SUMMARY: Rapid virological response (RVR), or undetectable plasma hepatitis C virus (HCV) RNA at 4 weeks after starting treatment with pegylated interferon plus ribavirin, has been confirmed as a good indicator of which patients will go on to achieve sustained virological response (SVR) at 6 months after completion of therapy, according to a review article published in the June 2010 issue of Alimentary Pharmacology and Therapeutics.

By Liz Highleyman

Standard treatment for chronic hepatitis C using pegylated interferon (Pegasys or PegIntron) plus ribavirin produces sustained response -- considered to be a cure -- about half the time, with HCV genotypes 2 and 3 (treated for 24 week) showing better response rates than hard-to-treat genotypes 1 or 4 (treated for 48 weeks).

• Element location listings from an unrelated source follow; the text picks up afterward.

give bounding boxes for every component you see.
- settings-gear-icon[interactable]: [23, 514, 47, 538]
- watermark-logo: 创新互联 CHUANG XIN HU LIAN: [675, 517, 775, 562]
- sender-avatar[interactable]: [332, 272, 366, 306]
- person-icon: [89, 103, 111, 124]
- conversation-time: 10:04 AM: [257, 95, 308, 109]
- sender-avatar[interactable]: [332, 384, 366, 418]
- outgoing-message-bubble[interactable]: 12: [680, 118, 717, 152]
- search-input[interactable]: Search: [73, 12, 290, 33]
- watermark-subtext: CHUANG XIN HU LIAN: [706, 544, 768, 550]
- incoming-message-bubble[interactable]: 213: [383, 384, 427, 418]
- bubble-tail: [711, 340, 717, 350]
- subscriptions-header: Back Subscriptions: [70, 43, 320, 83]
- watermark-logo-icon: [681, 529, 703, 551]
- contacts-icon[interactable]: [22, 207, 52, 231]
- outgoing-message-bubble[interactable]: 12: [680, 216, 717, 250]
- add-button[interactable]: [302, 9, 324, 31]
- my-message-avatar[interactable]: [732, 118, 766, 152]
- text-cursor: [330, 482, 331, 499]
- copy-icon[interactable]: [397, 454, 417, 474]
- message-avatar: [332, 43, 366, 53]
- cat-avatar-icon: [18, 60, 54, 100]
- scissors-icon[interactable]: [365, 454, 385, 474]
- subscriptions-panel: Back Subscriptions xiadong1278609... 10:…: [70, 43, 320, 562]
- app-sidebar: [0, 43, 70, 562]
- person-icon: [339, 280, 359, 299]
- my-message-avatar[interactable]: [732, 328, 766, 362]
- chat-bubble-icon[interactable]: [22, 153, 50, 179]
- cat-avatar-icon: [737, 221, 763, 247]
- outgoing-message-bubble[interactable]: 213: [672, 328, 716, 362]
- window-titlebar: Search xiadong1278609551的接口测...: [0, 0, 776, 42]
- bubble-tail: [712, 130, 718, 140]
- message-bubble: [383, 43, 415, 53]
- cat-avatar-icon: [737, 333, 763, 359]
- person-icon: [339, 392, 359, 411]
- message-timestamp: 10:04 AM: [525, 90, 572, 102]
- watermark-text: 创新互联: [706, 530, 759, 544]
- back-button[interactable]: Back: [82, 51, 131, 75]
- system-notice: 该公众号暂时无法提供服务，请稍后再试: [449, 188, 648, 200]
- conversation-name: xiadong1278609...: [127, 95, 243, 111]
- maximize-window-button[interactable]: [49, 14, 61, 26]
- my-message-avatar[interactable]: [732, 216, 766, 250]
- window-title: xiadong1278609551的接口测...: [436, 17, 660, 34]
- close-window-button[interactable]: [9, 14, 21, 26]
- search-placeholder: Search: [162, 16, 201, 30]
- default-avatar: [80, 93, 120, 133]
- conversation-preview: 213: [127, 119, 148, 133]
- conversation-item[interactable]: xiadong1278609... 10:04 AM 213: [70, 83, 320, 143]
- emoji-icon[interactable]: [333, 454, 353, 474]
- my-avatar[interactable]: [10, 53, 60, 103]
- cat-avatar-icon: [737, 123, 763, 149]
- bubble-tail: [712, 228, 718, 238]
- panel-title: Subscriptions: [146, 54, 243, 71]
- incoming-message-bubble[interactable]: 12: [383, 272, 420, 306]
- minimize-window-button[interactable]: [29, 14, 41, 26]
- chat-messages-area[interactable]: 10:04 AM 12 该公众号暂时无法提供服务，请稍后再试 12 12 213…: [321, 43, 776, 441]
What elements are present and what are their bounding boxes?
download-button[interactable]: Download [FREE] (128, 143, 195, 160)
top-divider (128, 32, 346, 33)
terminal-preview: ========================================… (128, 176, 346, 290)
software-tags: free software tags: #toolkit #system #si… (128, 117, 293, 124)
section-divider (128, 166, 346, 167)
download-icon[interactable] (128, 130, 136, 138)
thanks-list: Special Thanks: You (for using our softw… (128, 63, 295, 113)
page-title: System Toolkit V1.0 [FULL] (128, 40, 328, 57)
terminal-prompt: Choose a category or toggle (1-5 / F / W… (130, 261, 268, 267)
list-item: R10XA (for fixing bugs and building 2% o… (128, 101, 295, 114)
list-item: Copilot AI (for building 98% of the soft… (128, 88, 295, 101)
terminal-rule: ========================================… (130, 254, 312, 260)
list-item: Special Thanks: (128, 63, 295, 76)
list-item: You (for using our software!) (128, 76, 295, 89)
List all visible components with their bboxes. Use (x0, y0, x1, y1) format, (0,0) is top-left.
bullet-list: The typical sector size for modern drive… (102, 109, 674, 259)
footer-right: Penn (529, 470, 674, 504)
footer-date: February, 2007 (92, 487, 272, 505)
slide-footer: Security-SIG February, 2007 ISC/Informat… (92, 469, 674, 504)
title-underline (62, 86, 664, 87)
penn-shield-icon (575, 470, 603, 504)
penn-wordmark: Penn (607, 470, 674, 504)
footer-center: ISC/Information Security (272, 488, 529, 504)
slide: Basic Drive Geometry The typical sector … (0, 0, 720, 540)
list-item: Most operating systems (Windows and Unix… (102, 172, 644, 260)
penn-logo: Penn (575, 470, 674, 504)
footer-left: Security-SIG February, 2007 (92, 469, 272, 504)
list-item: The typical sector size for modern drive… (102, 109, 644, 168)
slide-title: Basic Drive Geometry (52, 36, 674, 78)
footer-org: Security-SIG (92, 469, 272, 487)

Treatment is expensive and can cause difficult side effects, however, so it is useful to have an early indicator to enable patients to stop treatment that likely will not turn out to be successful.

F. Fred Poordad from Cedars-Sinai Medical Center in Los Angeles and colleagues collected data from previous published clinical trial reports in order to evaluate the predictive value of RVR as an indicator of SVR and viral relapse.


Data supported a 24-week regimen for HCV genotype 1 patients who achieved RVR.
The positive predictive value -- or how often RVR accurately predicted SVR -- was 77.8% for patients treated for 24 weeks versus 85.7% for those treated for 48 weeks, not a significant difference.
However, lack of RVR among genotype 1 patients "should not be viewed as a criterion for extending treatment duration beyond 48 weeks."
Negative predictive values -- or how often lack of RVR predicted failure to achieve SVR -- were 60.9% for genotype 1 patients treated for 48 weeks and 52.7% for those treated for 72 weeks, not a significant improvement with longer therapy.
Among people with HCV genotypes 2 or 3, RVR also had a high positive predictive value.
Negative predictive value, however, varied according to treatment duration, indicating that a 24-week regimen is warranted for genotype 2 or 3 patients who did not achieve RVR.

Based on these findings, the study authors concluded, "The present analysis confirms RVR as a strong predictor of SVR that can be used to tailor treatment duration, but which also should be appreciated in the context of treatment duration and regimen."

Investigator affiliation: Hepatology and Liver Transplantation, Cedars-Sinai Medical Center, Los Angeles, CA.


FF Poordad. Review article: the role of rapid virological response in determining treatment duration for chronic hepatitis C. Alimentary Pharmacology and Therapeutics 31(12): 1251-1267 (Abstract). June 2010.